Once the one-way hash is applied (and other elements of record appropriately cleansed) the data is moved to a system that is not allowed to be accessed externally.    Its these operational and administrative controls that are essential to ensure de-identified data is not re-identified at some later time.  I believe you’re looking only at the technical merits which is only seeing a small portion of the overall solution.    
  

     
  

- Shane    
  

     
  
  
  

From: Dan   Auerbach [mailto:dan@eff.org] 
  Sent: Tuesday, April 02, 2013 10:59 AM
  To: public-tracking@w3.org
  Subject: Re: de-identification text for Wednesday's call        
  

     
  
  

On 04/02/2013 08:50 AM, Shane Wiley wrote:        
  

once the one-way hash function has been applied the data is never again able to be accessed in real-time to modify the user’s experience.      
  

I think I'm confused, can you explain this more? How is this possible?
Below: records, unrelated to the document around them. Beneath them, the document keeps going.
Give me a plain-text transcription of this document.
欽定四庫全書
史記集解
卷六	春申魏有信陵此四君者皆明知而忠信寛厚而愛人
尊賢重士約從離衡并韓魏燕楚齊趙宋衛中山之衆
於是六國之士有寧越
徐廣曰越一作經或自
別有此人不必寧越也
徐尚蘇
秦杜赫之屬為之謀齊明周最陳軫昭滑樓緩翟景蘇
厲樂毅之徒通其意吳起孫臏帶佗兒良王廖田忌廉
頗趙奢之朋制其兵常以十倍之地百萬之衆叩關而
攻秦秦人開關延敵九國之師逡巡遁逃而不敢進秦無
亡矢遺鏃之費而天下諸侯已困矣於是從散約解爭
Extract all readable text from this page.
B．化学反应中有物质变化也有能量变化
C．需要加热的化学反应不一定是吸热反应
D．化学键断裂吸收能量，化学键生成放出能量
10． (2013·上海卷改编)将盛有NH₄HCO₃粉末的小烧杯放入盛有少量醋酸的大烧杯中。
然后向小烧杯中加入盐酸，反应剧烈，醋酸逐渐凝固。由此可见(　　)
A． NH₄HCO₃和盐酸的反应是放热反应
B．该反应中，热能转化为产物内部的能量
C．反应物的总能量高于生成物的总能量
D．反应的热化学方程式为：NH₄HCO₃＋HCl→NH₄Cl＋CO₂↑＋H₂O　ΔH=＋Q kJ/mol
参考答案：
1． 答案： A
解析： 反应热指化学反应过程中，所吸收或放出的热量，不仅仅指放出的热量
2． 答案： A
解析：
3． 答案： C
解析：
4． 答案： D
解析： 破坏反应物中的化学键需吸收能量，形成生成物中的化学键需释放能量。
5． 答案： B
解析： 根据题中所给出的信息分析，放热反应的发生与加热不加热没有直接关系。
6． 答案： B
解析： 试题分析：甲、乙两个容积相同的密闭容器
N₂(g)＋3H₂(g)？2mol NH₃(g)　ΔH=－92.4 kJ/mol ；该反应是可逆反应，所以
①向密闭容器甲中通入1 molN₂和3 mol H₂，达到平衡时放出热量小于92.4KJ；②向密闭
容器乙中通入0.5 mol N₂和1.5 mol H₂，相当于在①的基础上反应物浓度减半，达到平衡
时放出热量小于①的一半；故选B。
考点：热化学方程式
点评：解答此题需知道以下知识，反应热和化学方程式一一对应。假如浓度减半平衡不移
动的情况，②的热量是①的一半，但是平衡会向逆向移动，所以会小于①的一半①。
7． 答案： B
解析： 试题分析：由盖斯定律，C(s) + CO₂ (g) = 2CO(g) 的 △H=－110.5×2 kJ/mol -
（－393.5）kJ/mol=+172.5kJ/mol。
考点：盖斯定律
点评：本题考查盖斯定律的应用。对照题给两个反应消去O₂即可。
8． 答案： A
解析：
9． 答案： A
If you are just hashing a cookie string, your web server receives a request that includes a cookie string, you hash that cookie string (which is in incredibly fast operation),   match the hashed cookie against the stored data, and return personalized results.
  
  Or are you salting the hash differently for every request, or combining the cookie with an ephemeral piece of data (the timestamp) before hashing and then throwing away the timestamp?
  
  Thanks for clarifying, apologies if I'm just being dense.
  
  Dan
  
  
  
      

--   

Dan Auerbach  

Staff Technologist  

Electronic Frontier Foundation  

dan@eff.org  

415 436 9333 x134
Received on Wednesday, 3 April 2013 02:33:56 UTC